In fact she is an English gentlewoman,

Whom no one would believe a thing uncommon,

Till by experience taught, we find how rare
Such truly English gentlewomen are.

SWIFT.

FIRST in the list behold the caustic Dean,
Whose muse was like himself compact of spleen ;
Whose sport was ireful, and whose laugh severe,
His very kindness cutting, cold, austere.

YOUNG AND HIS CONTEMPORARIES.

"TIS sad to think, of all the names that strive For immortality, how few survive;

How many leave preferment's open ways,

Smit by the love of hard-earn'd, barren praise,
Defying poverty, and worldly blame,

And self-reproach, to win the puff of fame;
Unhappy breathe, and unregarded rot,

First starved to death, and soon as dead forgot.

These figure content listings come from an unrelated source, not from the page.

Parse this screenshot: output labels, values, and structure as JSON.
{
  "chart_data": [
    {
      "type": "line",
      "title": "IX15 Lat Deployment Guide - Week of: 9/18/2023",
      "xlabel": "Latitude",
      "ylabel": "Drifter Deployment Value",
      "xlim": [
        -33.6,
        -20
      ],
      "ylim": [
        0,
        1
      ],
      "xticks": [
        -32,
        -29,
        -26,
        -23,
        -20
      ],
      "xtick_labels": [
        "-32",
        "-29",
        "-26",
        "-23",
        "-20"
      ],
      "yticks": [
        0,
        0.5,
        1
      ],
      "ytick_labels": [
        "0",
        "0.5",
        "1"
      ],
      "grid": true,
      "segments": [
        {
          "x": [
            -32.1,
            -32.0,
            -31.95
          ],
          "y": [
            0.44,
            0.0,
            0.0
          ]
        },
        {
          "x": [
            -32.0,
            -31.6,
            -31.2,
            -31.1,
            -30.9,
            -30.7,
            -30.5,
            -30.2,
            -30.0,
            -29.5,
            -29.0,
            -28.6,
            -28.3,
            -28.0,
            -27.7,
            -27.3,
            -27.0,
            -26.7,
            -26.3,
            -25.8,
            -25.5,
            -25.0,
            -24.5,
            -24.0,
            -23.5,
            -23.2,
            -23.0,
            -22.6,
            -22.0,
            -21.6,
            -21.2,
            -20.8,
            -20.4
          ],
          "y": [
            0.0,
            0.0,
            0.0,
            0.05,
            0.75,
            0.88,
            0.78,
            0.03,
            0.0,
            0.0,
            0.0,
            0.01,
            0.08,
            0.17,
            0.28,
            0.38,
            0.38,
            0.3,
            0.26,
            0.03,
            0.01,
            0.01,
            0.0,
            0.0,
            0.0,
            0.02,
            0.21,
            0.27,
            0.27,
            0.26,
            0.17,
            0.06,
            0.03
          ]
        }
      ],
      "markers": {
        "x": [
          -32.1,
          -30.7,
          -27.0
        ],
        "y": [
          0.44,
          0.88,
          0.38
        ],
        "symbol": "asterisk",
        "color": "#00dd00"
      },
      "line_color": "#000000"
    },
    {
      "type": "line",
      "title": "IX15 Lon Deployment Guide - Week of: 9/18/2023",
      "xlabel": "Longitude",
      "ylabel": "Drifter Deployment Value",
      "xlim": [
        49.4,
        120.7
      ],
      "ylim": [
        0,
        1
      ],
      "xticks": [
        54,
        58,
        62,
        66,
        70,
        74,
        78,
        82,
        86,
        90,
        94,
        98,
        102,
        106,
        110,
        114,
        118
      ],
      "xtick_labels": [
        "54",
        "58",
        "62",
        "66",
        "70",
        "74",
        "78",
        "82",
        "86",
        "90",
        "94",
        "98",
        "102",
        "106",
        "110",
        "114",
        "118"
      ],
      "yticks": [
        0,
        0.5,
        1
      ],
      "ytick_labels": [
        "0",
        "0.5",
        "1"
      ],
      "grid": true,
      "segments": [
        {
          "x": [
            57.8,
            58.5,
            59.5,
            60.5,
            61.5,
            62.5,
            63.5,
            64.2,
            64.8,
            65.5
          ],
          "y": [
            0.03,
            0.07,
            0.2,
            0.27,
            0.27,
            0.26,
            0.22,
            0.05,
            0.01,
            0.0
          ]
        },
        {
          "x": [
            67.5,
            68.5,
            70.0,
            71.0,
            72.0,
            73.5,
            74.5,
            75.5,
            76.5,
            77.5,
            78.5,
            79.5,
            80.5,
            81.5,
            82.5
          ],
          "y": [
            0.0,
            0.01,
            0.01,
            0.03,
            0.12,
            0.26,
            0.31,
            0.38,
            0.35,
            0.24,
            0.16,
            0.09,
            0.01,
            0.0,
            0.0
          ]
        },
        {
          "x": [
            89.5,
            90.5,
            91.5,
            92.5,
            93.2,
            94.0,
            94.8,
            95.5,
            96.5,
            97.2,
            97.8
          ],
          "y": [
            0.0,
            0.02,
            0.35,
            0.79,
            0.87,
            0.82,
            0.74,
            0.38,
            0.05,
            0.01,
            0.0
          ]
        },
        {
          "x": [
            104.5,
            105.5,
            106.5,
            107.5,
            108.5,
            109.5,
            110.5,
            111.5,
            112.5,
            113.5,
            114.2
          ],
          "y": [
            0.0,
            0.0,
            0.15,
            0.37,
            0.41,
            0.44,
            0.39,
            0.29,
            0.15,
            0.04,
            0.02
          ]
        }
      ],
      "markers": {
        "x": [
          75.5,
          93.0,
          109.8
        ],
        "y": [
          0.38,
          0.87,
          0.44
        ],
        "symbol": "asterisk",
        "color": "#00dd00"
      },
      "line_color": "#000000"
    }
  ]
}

Eternal laurels shall the bust entwine

Of YOUNG at once a poet and divine.

And GRAY, while Windsor's antique towers shall stand,
Or spring revisit Britain's favour'd strand;

While those old bards whose praise he sung so well
Shall keep their place in memory's haunted cell;
While the green churchyard and the hallow'd tower
Attract your steps at eve's soft, solemn hour;
As long as men can read, or boys recite,
As long as critics sneer, and bards endite,
And lavish lords shall print their jingling stuff,
'Mid ample margin, leaving verge enough;
So long shall GRAY, and all he said and sung,
Tang the shrill accents of the school-girl's tongue;
So long his Ode, his Elegy, his Bard,

By lisping prodigies be drawl'd and marr'd.

For LITTELTON, he gain'd the name of poet;

But, made a lord, might easily forego it.

WEST tried to soar on Pindar's ample pinion, And bring his strains beneath our king's dominion. All praise to him for what he well intended; Of his success least said the soonest mended.